工法紹介

乾式グルービング

乾式グルービング工法は、通常の路面切断に使用されている乾式路面切断技術をグルービングに応用することにより、一般道路・高速道路などでスリップ事故を未然に防ぐためのグルービング施工を行う技術です。

特徴

安全性

すべり抵抗性
グルービング施工をすることで、施工後の溝へのタイヤの食い込み作用により、すべり抵抗が確保されます。急なカーブや高速斜線、雨天時の路面におけるスリップ事故などに有効に作用します。また特にすべり抵抗性が確保できるのは薄雪状態の路面で、一般路面に対し約2.8倍のすべり抵抗性があります。

寒冷地域の路面凍結抑制とスリップ防止対策
一般の路面に比べ、グルービング施工した路面では路面温度の上昇が高く、寒冷地での凍結防止効果、積雪防止効果が得られます。特に日照時間帯での路面温度の上昇が高くなり、融雪効果を得ることができます。
また、路面の凍結が予想される箇所で、防止策として一般的なのが塩化カルシウムなどの薬剤散布です。グルービング施工後の路面では、車両通過時も薬剤の一部が溝に残留するため、融雪効果をより長く保つことが可能です。

経済性

粉塵の再利用
乾式グルービング工法で施工することで、施工中に出る粉塵だけを集めることができます。その粉塵をアスファルトコンクリート用フィラーの代替え品として使用することができます。

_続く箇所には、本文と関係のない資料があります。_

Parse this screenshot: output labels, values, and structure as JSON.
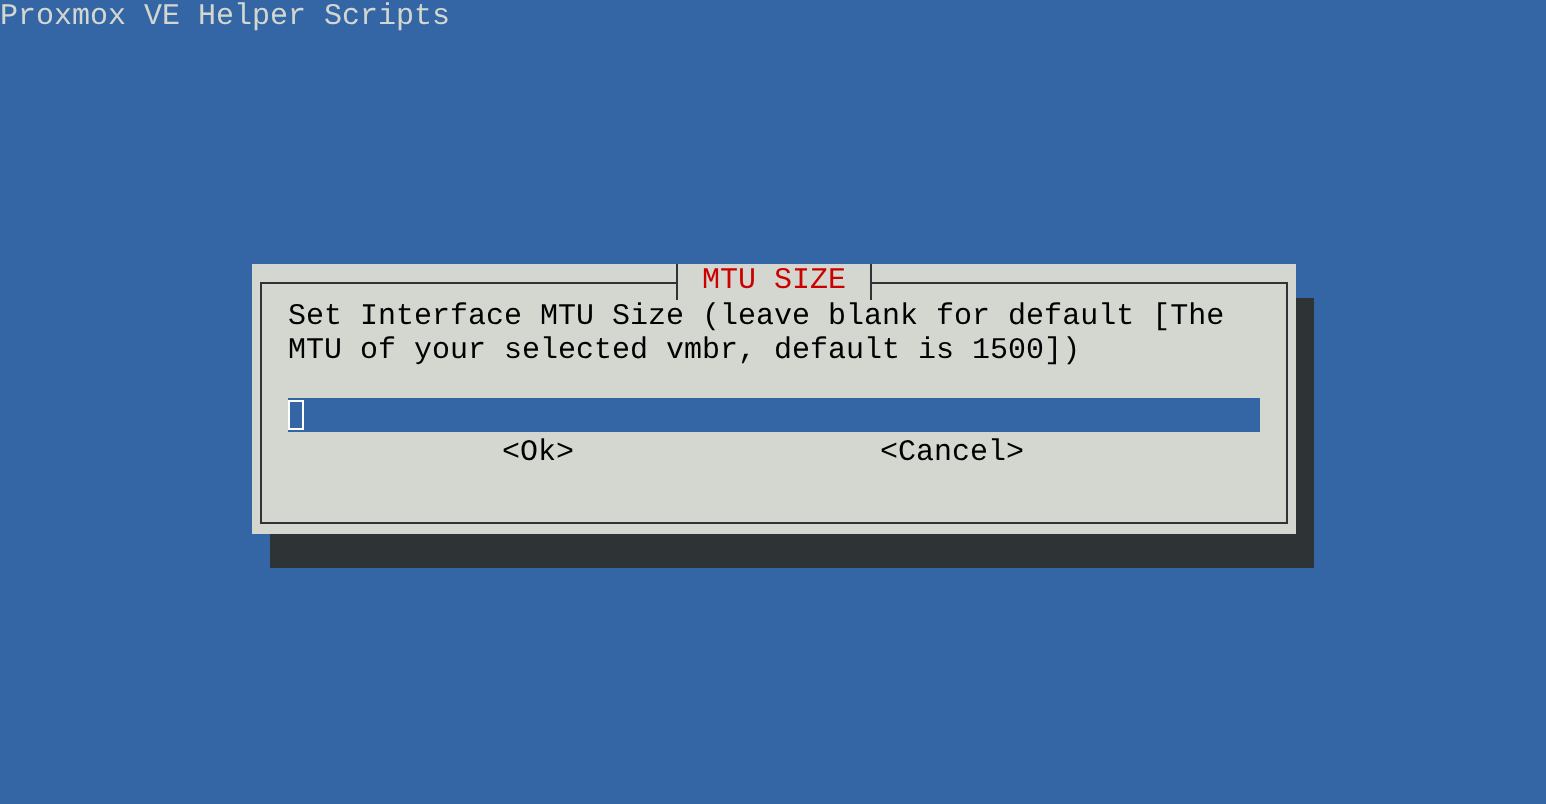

廃材として出た粉塵を再利用できるので、施工後の廃材処理コスト等の削減ができます。

環境エリアの縮小
乾式グルービングマシンにより切削・冷却・集塵まで行うため、広い作業スペースは必要なく少人数でも効率よく作業ができます。

縮小設備の簡素化
機材搬入から施工・仕上げまで、設備を大幅に削減。各工程で作業時間を短縮しトータルに施工効率をアップさせました。

作業効率の向上
作業の準備から後処理までの工程が簡素化されますので、施工に関わる作業を同時に行えます。

環境への配慮

走行音の吸収
グルービング施工された道路において、グルービング溝が走行中のタイヤと路面の摩擦音を吸収し、騒音被害を緩和します。

エコロジーを極めた工法
環境に配慮することは常識となっている現状で、産業廃棄物、資源問題、自然に対する影響などを特に念頭におき、できる限り環境にやさしく、資源を大切にする観点から考えられた工法、それが乾式グルービング工法です。効率的で、現場環境に配慮したクリーンなグルービング施工を実現できます。